Throughout the U.S., there is pressure on state legislatures to ban flame retardants thought to pose risk to public health.

In May, Minnesota lawmakers enacted one of the toughest bans in the U.S., prohibiting the use of four of the most commonly used flame retardant chemicals added to upholstered residential furniture and children's products.

Mark A. Wilson, Department of Geology, The College of Wooster via Wikipedia

The team was drawn to polydopamine because of its ability to adhere to surfaces as demonstrated by marine mussels, who use the compound to stick to virtually any surface, including Teflon, the material used in nonstick cookware.

“Since polydopamine is natural and already present in animals, this question of toxicity immediately goes away,” explains Christopher Ellison, Cockrell School of Engineering associate professor.

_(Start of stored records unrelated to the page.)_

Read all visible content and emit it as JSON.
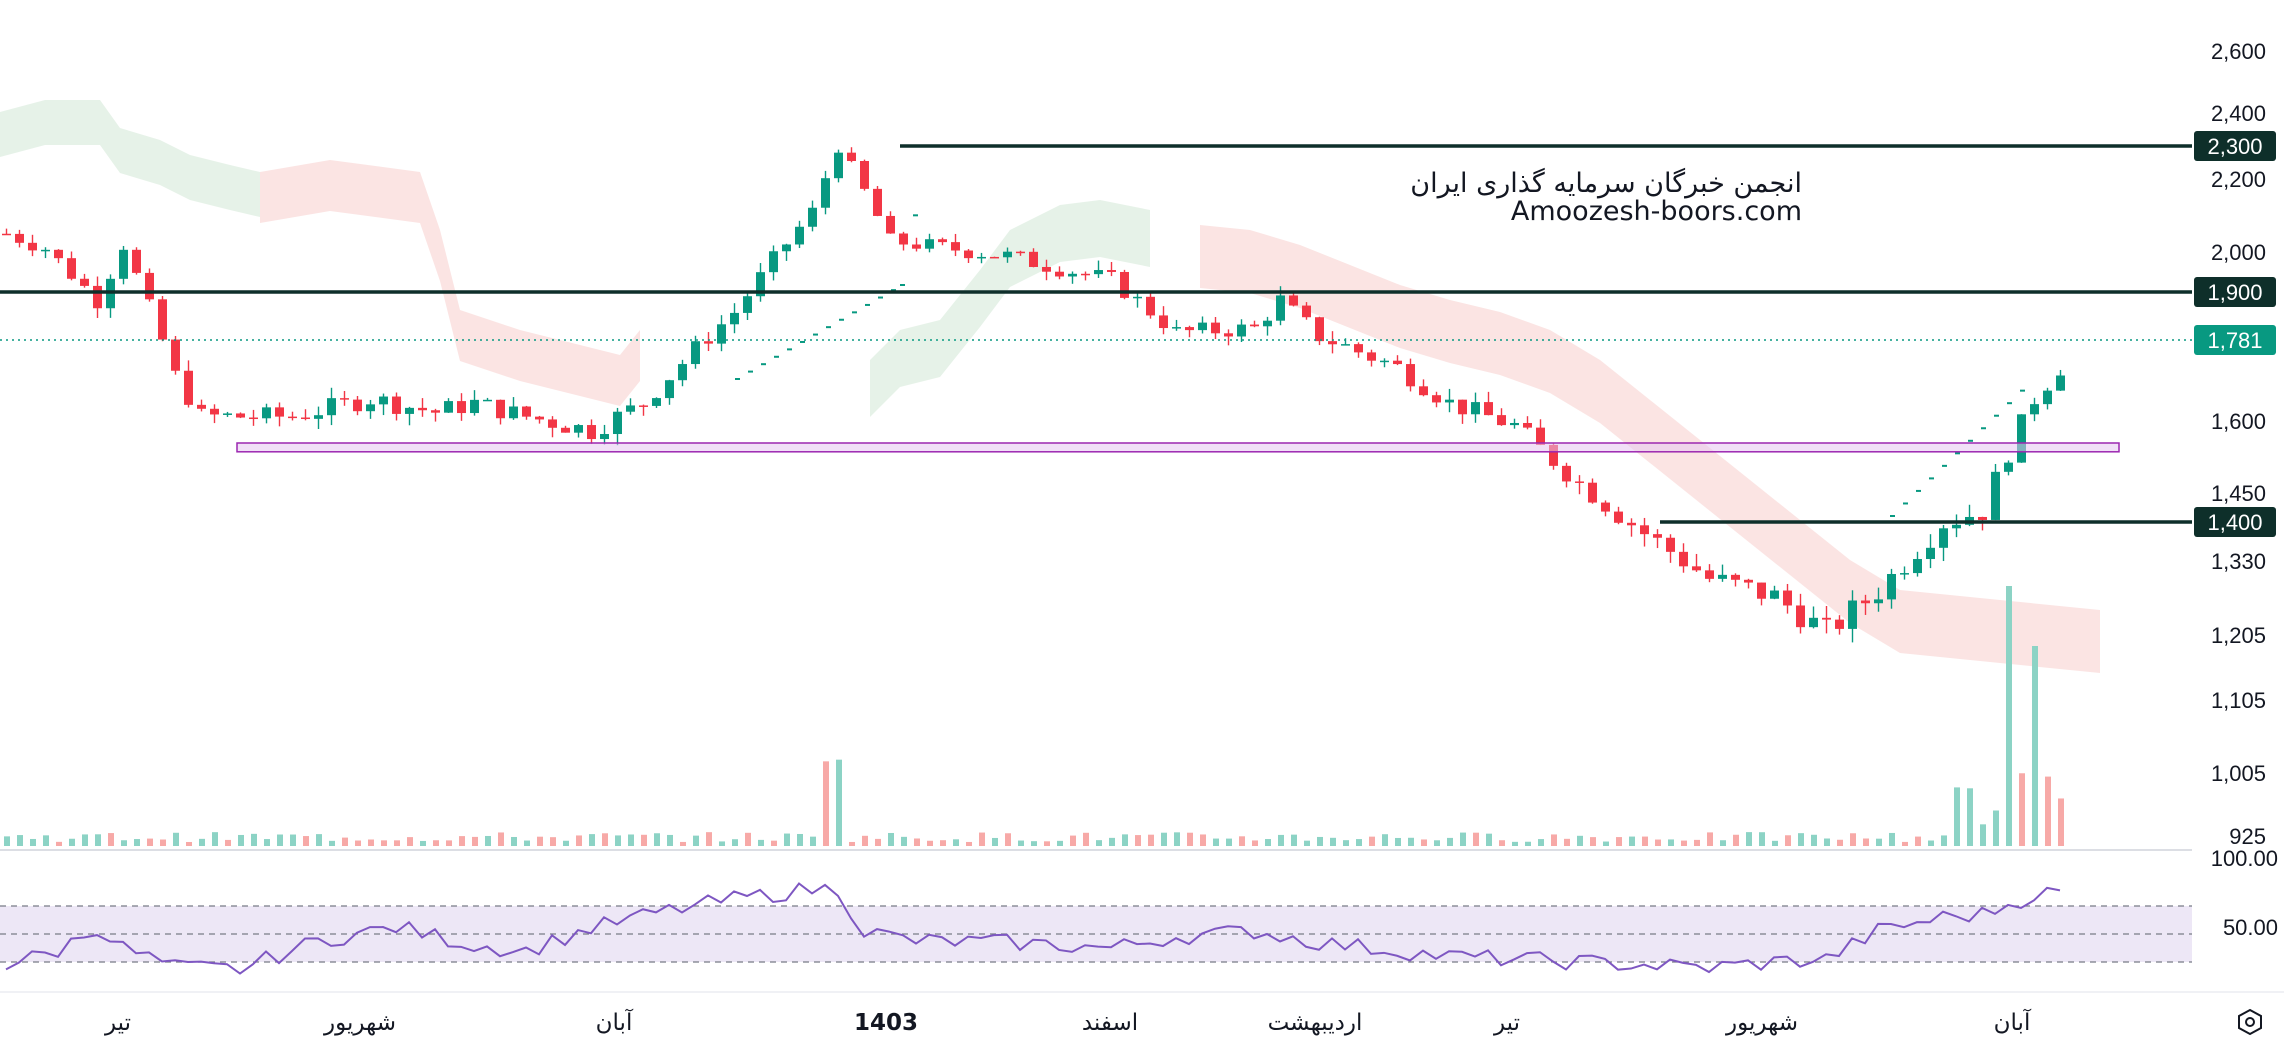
{
  "watermark": {
    "line1": "انجمن خبرگان سرمایه گذاری ایران",
    "line2": "Amoozesh-boors.com"
  },
  "colors": {
    "up": "#089981",
    "down": "#f23645",
    "up_vol": "#8cd3c5",
    "down_vol": "#f7a9a7",
    "level_line": "#0e2f2a",
    "current_price": "#089981",
    "cloud_bull": "#e3f1e6",
    "cloud_bear": "#fbe1e0",
    "zone_fill": "#e5c7f1",
    "zone_stroke": "#9c27b0",
    "rsi_line": "#7e57c2",
    "rsi_band": "#ede7f6",
    "psar": "#089981"
  },
  "chart_data": {
    "type": "candlestick",
    "title": "",
    "y_ticks": [
      "2,600",
      "2,400",
      "2,200",
      "2,000",
      "1,600",
      "1,450",
      "1,330",
      "1,205",
      "1,105",
      "1,005",
      "925"
    ],
    "x_ticks": [
      "تیر",
      "شهریور",
      "آبان",
      "1403",
      "اسفند",
      "اردیبهشت",
      "تیر",
      "شهریور",
      "آبان"
    ],
    "levels": [
      {
        "label": "2,300",
        "value": 2300
      },
      {
        "label": "1,900",
        "value": 1900
      },
      {
        "label": "1,400",
        "value": 1400
      }
    ],
    "current_price": {
      "label": "1,781",
      "value": 1781
    },
    "support_zone": [
      1540,
      1575
    ],
    "price_path": [
      [
        0,
        2050
      ],
      [
        3,
        2010
      ],
      [
        7,
        1880
      ],
      [
        9,
        2020
      ],
      [
        13,
        1700
      ],
      [
        15,
        1610
      ],
      [
        22,
        1610
      ],
      [
        28,
        1650
      ],
      [
        33,
        1620
      ],
      [
        36,
        1640
      ],
      [
        40,
        1610
      ],
      [
        45,
        1580
      ],
      [
        49,
        1640
      ],
      [
        56,
        1850
      ],
      [
        62,
        2110
      ],
      [
        64,
        2300
      ],
      [
        68,
        2030
      ],
      [
        77,
        1990
      ],
      [
        85,
        1930
      ],
      [
        90,
        1800
      ],
      [
        96,
        1810
      ],
      [
        98,
        1880
      ],
      [
        101,
        1790
      ],
      [
        107,
        1720
      ],
      [
        111,
        1640
      ],
      [
        116,
        1590
      ],
      [
        121,
        1470
      ],
      [
        126,
        1380
      ],
      [
        131,
        1300
      ],
      [
        136,
        1270
      ],
      [
        140,
        1210
      ],
      [
        144,
        1280
      ],
      [
        149,
        1400
      ],
      [
        152,
        1420
      ],
      [
        156,
        1650
      ],
      [
        158,
        1720
      ]
    ],
    "rsi": {
      "levels": [
        70,
        50,
        30
      ],
      "tick_labels": [
        "100.00",
        "50.00"
      ],
      "path": [
        [
          0,
          28
        ],
        [
          4,
          38
        ],
        [
          7,
          55
        ],
        [
          9,
          40
        ],
        [
          13,
          26
        ],
        [
          18,
          25
        ],
        [
          24,
          45
        ],
        [
          30,
          55
        ],
        [
          36,
          42
        ],
        [
          40,
          38
        ],
        [
          45,
          54
        ],
        [
          50,
          65
        ],
        [
          56,
          75
        ],
        [
          62,
          82
        ],
        [
          64,
          82
        ],
        [
          66,
          52
        ],
        [
          70,
          45
        ],
        [
          77,
          44
        ],
        [
          85,
          40
        ],
        [
          90,
          48
        ],
        [
          96,
          52
        ],
        [
          101,
          44
        ],
        [
          107,
          38
        ],
        [
          111,
          34
        ],
        [
          116,
          32
        ],
        [
          121,
          30
        ],
        [
          126,
          28
        ],
        [
          131,
          26
        ],
        [
          136,
          30
        ],
        [
          140,
          32
        ],
        [
          144,
          52
        ],
        [
          149,
          62
        ],
        [
          152,
          64
        ],
        [
          156,
          78
        ],
        [
          158,
          80
        ]
      ]
    }
  }
}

Ellison led the UT Austin research team.

“We believe polydopamine could cheaply and easily replace the flame retardants found in many of the products that we use every day, making these products safer for both children and adults.”

Dopamine Surprise

Ellison’s team is thought to be one of the first to pursue the use of polydopamine as a flame retardant.

Polydopamine was selected due to its ability to adhere to surfaces, the team said. Polydopamine also contains a dihydroxy-ring structure linked with an amine group that can be used to scavenge or remove free radicals. Free radicals are produced during the fire cycle as a polymer degrades, and their removal is critical to stopping the fire from continuing to spread. Polydopamine also produces a protective coating called char, which blocks fire’s access to its fuel source—the polymer.

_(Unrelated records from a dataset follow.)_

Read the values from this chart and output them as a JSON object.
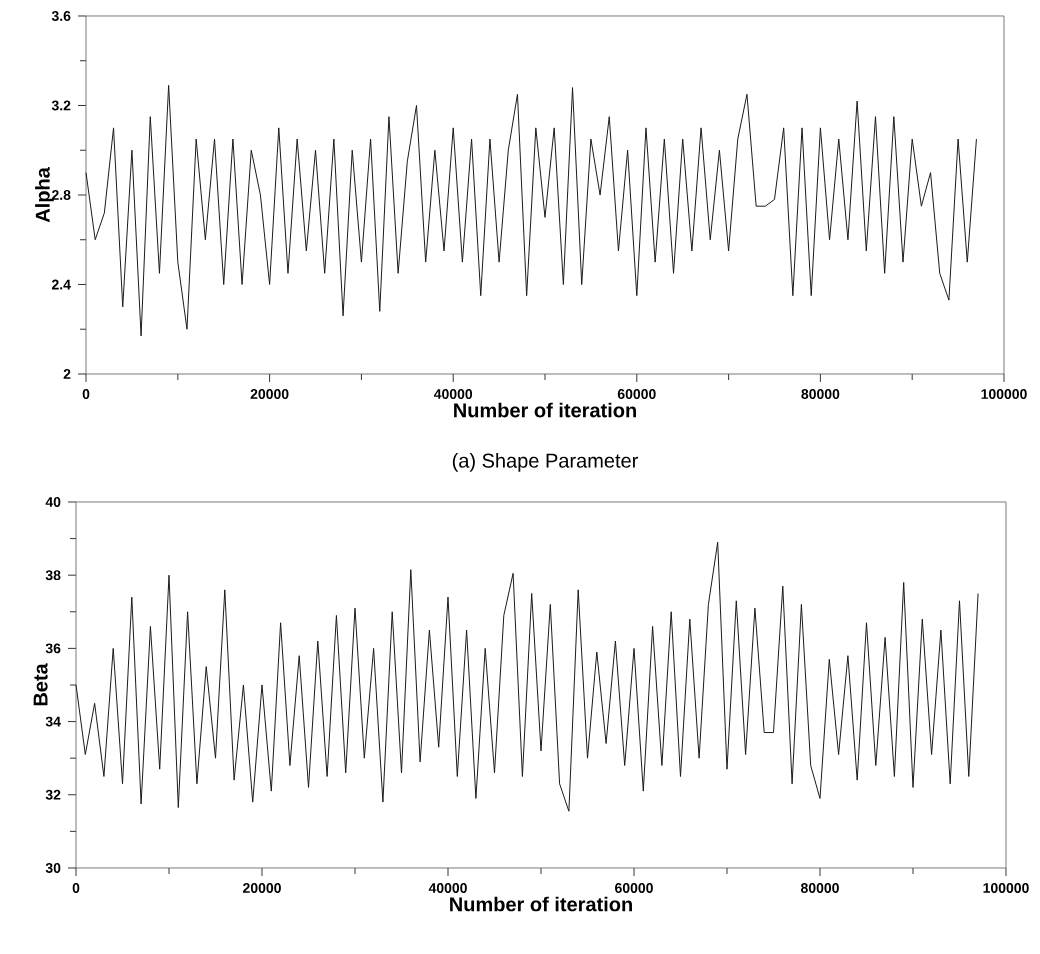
{
  "chart_data": [
    {
      "type": "line",
      "xlabel": "Number of iteration",
      "ylabel": "Alpha",
      "annotations": [
        "(a)  Shape  Parameter"
      ],
      "color": "#1a1a1a",
      "xlim": [
        0,
        100000
      ],
      "ylim": [
        2,
        3.6
      ],
      "xticks": [
        0,
        20000,
        40000,
        60000,
        80000,
        100000
      ],
      "yticks": [
        2,
        2.4,
        2.8,
        3.2,
        3.6
      ],
      "x": [
        0,
        1000,
        2000,
        3000,
        4000,
        5000,
        6000,
        7000,
        8000,
        9000,
        10000,
        11000,
        12000,
        13000,
        14000,
        15000,
        16000,
        17000,
        18000,
        19000,
        20000,
        21000,
        22000,
        23000,
        24000,
        25000,
        26000,
        27000,
        28000,
        29000,
        30000,
        31000,
        32000,
        33000,
        34000,
        35000,
        36000,
        37000,
        38000,
        39000,
        40000,
        41000,
        42000,
        43000,
        44000,
        45000,
        46000,
        47000,
        48000,
        49000,
        50000,
        51000,
        52000,
        53000,
        54000,
        55000,
        56000,
        57000,
        58000,
        59000,
        60000,
        61000,
        62000,
        63000,
        64000,
        65000,
        66000,
        67000,
        68000,
        69000,
        70000,
        71000,
        72000,
        73000,
        74000,
        75000,
        76000,
        77000,
        78000,
        79000,
        80000,
        81000,
        82000,
        83000,
        84000,
        85000,
        86000,
        87000,
        88000,
        89000,
        90000,
        91000,
        92000,
        93000,
        94000,
        95000,
        96000,
        97000
      ],
      "values": [
        2.9,
        2.6,
        2.72,
        3.1,
        2.3,
        3.0,
        2.17,
        3.15,
        2.45,
        3.29,
        2.5,
        2.2,
        3.05,
        2.6,
        3.05,
        2.4,
        3.05,
        2.4,
        3.0,
        2.8,
        2.4,
        3.1,
        2.45,
        3.05,
        2.55,
        3.0,
        2.45,
        3.05,
        2.26,
        3.0,
        2.5,
        3.05,
        2.28,
        3.15,
        2.45,
        2.95,
        3.2,
        2.5,
        3.0,
        2.55,
        3.1,
        2.5,
        3.05,
        2.35,
        3.05,
        2.5,
        3.0,
        3.25,
        2.35,
        3.1,
        2.7,
        3.1,
        2.4,
        3.28,
        2.4,
        3.05,
        2.8,
        3.15,
        2.55,
        3.0,
        2.35,
        3.1,
        2.5,
        3.05,
        2.45,
        3.05,
        2.55,
        3.1,
        2.6,
        3.0,
        2.55,
        3.05,
        3.25,
        2.75,
        2.75,
        2.78,
        3.1,
        2.35,
        3.1,
        2.35,
        3.1,
        2.6,
        3.05,
        2.6,
        3.22,
        2.55,
        3.15,
        2.45,
        3.15,
        2.5,
        3.05,
        2.75,
        2.9,
        2.45,
        2.33,
        3.05,
        2.5,
        3.05
      ]
    },
    {
      "type": "line",
      "xlabel": "Number of iteration",
      "ylabel": "Beta",
      "color": "#1a1a1a",
      "xlim": [
        0,
        100000
      ],
      "ylim": [
        30,
        40
      ],
      "xticks": [
        0,
        20000,
        40000,
        60000,
        80000,
        100000
      ],
      "yticks": [
        30,
        32,
        34,
        36,
        38,
        40
      ],
      "x": [
        0,
        1000,
        2000,
        3000,
        4000,
        5000,
        6000,
        7000,
        8000,
        9000,
        10000,
        11000,
        12000,
        13000,
        14000,
        15000,
        16000,
        17000,
        18000,
        19000,
        20000,
        21000,
        22000,
        23000,
        24000,
        25000,
        26000,
        27000,
        28000,
        29000,
        30000,
        31000,
        32000,
        33000,
        34000,
        35000,
        36000,
        37000,
        38000,
        39000,
        40000,
        41000,
        42000,
        43000,
        44000,
        45000,
        46000,
        47000,
        48000,
        49000,
        50000,
        51000,
        52000,
        53000,
        54000,
        55000,
        56000,
        57000,
        58000,
        59000,
        60000,
        61000,
        62000,
        63000,
        64000,
        65000,
        66000,
        67000,
        68000,
        69000,
        70000,
        71000,
        72000,
        73000,
        74000,
        75000,
        76000,
        77000,
        78000,
        79000,
        80000,
        81000,
        82000,
        83000,
        84000,
        85000,
        86000,
        87000,
        88000,
        89000,
        90000,
        91000,
        92000,
        93000,
        94000,
        95000,
        96000,
        97000
      ],
      "values": [
        35,
        33.1,
        34.5,
        32.5,
        36.0,
        32.3,
        37.4,
        31.75,
        36.6,
        32.7,
        38.0,
        31.65,
        37.0,
        32.3,
        35.5,
        33.0,
        37.6,
        32.4,
        35.0,
        31.8,
        35.0,
        32.1,
        36.7,
        32.8,
        35.8,
        32.2,
        36.2,
        32.5,
        36.9,
        32.6,
        37.1,
        33.0,
        36.0,
        31.8,
        37.0,
        32.6,
        38.15,
        32.9,
        36.5,
        33.3,
        37.4,
        32.5,
        36.5,
        31.9,
        36.0,
        32.6,
        36.9,
        38.05,
        32.5,
        37.5,
        33.2,
        37.2,
        32.3,
        31.55,
        37.6,
        33.0,
        35.9,
        33.4,
        36.2,
        32.8,
        36.0,
        32.1,
        36.6,
        32.8,
        37.0,
        32.5,
        36.8,
        33.0,
        37.2,
        38.9,
        32.7,
        37.3,
        33.1,
        37.1,
        33.7,
        33.7,
        37.7,
        32.3,
        37.2,
        32.8,
        31.9,
        35.7,
        33.1,
        35.8,
        32.4,
        36.7,
        32.8,
        36.3,
        32.5,
        37.8,
        32.2,
        36.8,
        33.1,
        36.5,
        32.3,
        37.3,
        32.5,
        37.5
      ]
    }
  ]
}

“The synergistic combination of both these processes makes polydopamine an attractive and powerful flame retardant,” according to the team.

The researchers report that they were surprised that they did not have to alter the structure of the polydopamine from its natural form to use it as a flame retardant.

flaming chair
Consumer Product Safety Commission

Flame-retardant chemicals impede the ignition of flammable materialsa and slow fire spread. However, critics say the chemicals do not work as promised and create a toxic environment.

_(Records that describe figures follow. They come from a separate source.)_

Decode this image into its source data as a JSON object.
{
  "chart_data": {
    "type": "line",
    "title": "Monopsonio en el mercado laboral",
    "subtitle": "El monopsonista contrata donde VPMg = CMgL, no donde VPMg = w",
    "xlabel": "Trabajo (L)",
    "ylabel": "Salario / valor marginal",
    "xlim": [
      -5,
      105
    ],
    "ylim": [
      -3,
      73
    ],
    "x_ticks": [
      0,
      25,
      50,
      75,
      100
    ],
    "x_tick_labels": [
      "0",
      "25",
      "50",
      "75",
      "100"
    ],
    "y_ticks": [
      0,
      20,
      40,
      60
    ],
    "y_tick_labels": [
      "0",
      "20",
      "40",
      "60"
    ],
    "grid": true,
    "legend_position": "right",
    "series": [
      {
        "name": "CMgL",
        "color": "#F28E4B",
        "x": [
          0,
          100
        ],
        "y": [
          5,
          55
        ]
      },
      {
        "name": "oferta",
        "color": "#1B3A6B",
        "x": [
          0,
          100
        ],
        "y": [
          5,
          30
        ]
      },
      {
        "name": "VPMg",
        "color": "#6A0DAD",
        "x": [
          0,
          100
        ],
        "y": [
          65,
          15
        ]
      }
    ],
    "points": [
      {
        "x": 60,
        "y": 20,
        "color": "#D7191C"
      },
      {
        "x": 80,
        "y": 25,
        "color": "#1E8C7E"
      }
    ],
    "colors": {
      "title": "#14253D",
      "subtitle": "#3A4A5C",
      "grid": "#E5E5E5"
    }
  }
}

The polydopamine was coated onto the interior and exterior surfaces of the polyurethane foam by simply dipping it into a water solution of dopamine for several days, the team reported.

20 Percent Better’

During testing, the team found that the polydopamine coating on polyurethane foams resulted in a 67 percent reduction in peak heat release rate, a measure of fire intensity and imminent danger to building occupants or firefighters.

“The polydopamine flame retardant’s ability to reduce the fire’s intensity is about 20 percent better than existing flame retardants commonly used today,” the team reported.

The team also said they used “far less polydopamine by weight than typical of conventional flame retardant additives.”

What’s Next?

Ellison and his team are now testing to see whether they can streamline the nanocoating treatment process or develop a more convenient application process.

“We weren’t expecting to find a flame retardant in nature, but it was a serendipitous discovery,” Ellison said.

Ellison’s research received funding from a 3M Nontenured Faculty Award, DuPont Young Professor Award and the Norman Hackerman Advanced Research Program.


Tagged categories: Additives; Coating chemistry; Coatings Technology; Construction chemicals; Flame-retardant coatings; Health and safety; North America; Polyurethane; Research

Comment from john lienert, (10/13/2015, 7:48 AM)

corn in my gasoline.....mussels in my paint

Comment from Tom Schwerdt, (10/13/2015, 8:50 AM)

Hey, sounds like a good answer to all those invasive zebra mussels clogging water intakes, et cetera. Make it cost effective to harvest 'em.

Comment from Mark Anater, (10/13/2015, 11:20 AM)

This is a good discovery. Reducing halogenated FR in the environment without losing safety can't be anything but a win-win.